Frequently Asked Questions

Experienced, Knowledgeable Fargo Lawyers to Guide You Out of Debt

Debt relief and bankruptcy can be confusing to navigate, but that’s where The Dakota Bankruptcy Firm steps in. We will provide compassionate and experienced legal support to help you develop an effective plan for financial freedom. Whether you seek to discharge your student loan debt or file for bankruptcy for your business, our firm can guide you through the process. Keep reading for some frequently asked questions about bankruptcy and how you can better prepare for your case.

  • Frequently Asked Questions

    • What Is Credit Counseling?

      Credit counseling is a required step for all individual debtors filing for bankruptcy, otherwise your case will be dismissed. Under federal bankruptcy law, you must complete credit counseling with an authorized credit counselor before filing for bankruptcy. You will afterwards be issued a certificate of completion, which you must file with the bankruptcy court. Depending on your case, the credit counselor may include a proposed budget and repayment plan to be filed along with your certificate.

    • Will I Lose my Property in Bankruptcy?

      Chapter 11 and Chapter 13 bankruptcy will not involve any liquidation of your property. You can keep your nonexempt property as long as you are able to pay the value of the property.

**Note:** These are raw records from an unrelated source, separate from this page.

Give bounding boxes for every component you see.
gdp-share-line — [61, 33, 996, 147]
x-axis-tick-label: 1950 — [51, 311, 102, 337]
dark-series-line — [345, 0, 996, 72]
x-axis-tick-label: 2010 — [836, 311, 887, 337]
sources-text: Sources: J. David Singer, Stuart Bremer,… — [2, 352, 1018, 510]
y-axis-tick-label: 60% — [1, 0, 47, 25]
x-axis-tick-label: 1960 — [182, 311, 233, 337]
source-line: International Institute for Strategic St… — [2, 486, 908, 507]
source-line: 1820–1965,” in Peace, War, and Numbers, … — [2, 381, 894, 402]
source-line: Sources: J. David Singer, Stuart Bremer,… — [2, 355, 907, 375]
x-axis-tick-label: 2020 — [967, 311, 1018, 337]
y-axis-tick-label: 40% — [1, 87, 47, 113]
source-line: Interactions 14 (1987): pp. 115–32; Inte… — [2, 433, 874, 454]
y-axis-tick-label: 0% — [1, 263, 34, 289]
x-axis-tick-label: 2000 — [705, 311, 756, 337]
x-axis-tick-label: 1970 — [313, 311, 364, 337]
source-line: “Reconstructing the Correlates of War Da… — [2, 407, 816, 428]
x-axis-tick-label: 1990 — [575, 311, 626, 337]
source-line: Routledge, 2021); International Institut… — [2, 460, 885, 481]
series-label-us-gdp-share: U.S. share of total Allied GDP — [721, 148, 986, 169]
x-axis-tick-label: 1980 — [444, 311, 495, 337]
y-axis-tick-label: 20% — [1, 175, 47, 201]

      If you are filing Chapter 7 bankruptcy, some of your property may be liquidated for debt repayment, but it is often the case that most of your property is either exempt from this step or will not sell for enough money anyway. Some examples of property exempt from Chapter 7 liquidation in North Dakota include:

      • up to $100,000 of your equity in your home;
      • up to $1,500 for any tools you use in your trade or profession;
      • up to $100,000 in each tax-exempt retirement account;
      • public benefits (e.g., Social Security, unemployment, veterans’ disability benefits, workers’ compensation);
      • personal items like family photos, books comprising the family library, etc.;
      • life insurance benefits;
      • up to one year’s provisions to support your family.
    • What Debts Will Be Erased Through Bankruptcy?

      Not all your debts will be discharged in bankruptcy, but all your remaining unsecured debts like credit card debt, medical bills, personal loans, and unpaid utility bills will be erased upon the completion of your bankruptcy case (or upon the completion of your repayment plan). Note that debts like child support and alimony arrears, as well as tax obligations, will not be discharged automatically. Student loan debts will also not be automatically discharged in bankruptcy, and you will need to file a request with the bankruptcy court in order to discharge these debts.

    • Why Should I File for Bankruptcy?

      Bankruptcy is a common debt relief option that can offer significant protections to debtors. For instance, filing for any chapter of bankruptcy will usher in the “automatic stay,” which stops collection actions against you for a period of time. As a result, creditors and collectors will be prohibited from pursuing lawsuits against you, foreclosure, wage garnishment, and other harassing behavior. A successful bankruptcy case will also discharge a significant amount of your debts that can allow you the necessary leeway to rebuild your financial health.

    • What’s the Difference Between Chapter 7, Chapter 11, and Chapter 13?

      Chapter 7 is known as “liquidation” bankruptcy and involves liquidating, or selling, your nonexempt assets and using the proceeds to pay back your creditors. Chapter 11 and Chapter 13 are “reorganization” bankruptcies that do not require you to liquidate any of your assets. Chapter 11 is for individuals and businesses, while Chapter 13 is available only to individuals with a regular disposable income. Both involve developing a plan for repaying creditors over time (typically 3-5 years for Chapter 13 repayment plans).

    • Can Anyone File for Bankruptcy?

      Each type of bankruptcy has its own eligibility requirements. Anyone can file for bankruptcy if they meet these requirements, and it is likely the case that if you don’t qualify for, say, Chapter 7, you qualify for Chapter 13.

      Here’s a brief summary of the eligibility requirements for each chapter of bankruptcy:

      • Chapter 7 – Your gross household income is less than North Dakota’s median income for your family size (this is called the “means test”) or, if your income is higher than the state median, you do not have enough disposable income to pay into a Chapter 13 repayment plan.
      • Chapter 13 – You are not a business, and you do not exceed the established debt limits (view these limits here). You should also demonstrate that you have a regular, steady flow of income that enables you to commit to your repayment plan.
      • Chapter 11 – Most individuals and businesses are eligible for Chapter 11 if they do not pursue the above two options. Small businesses can pursue a simplified option through Subchapter V.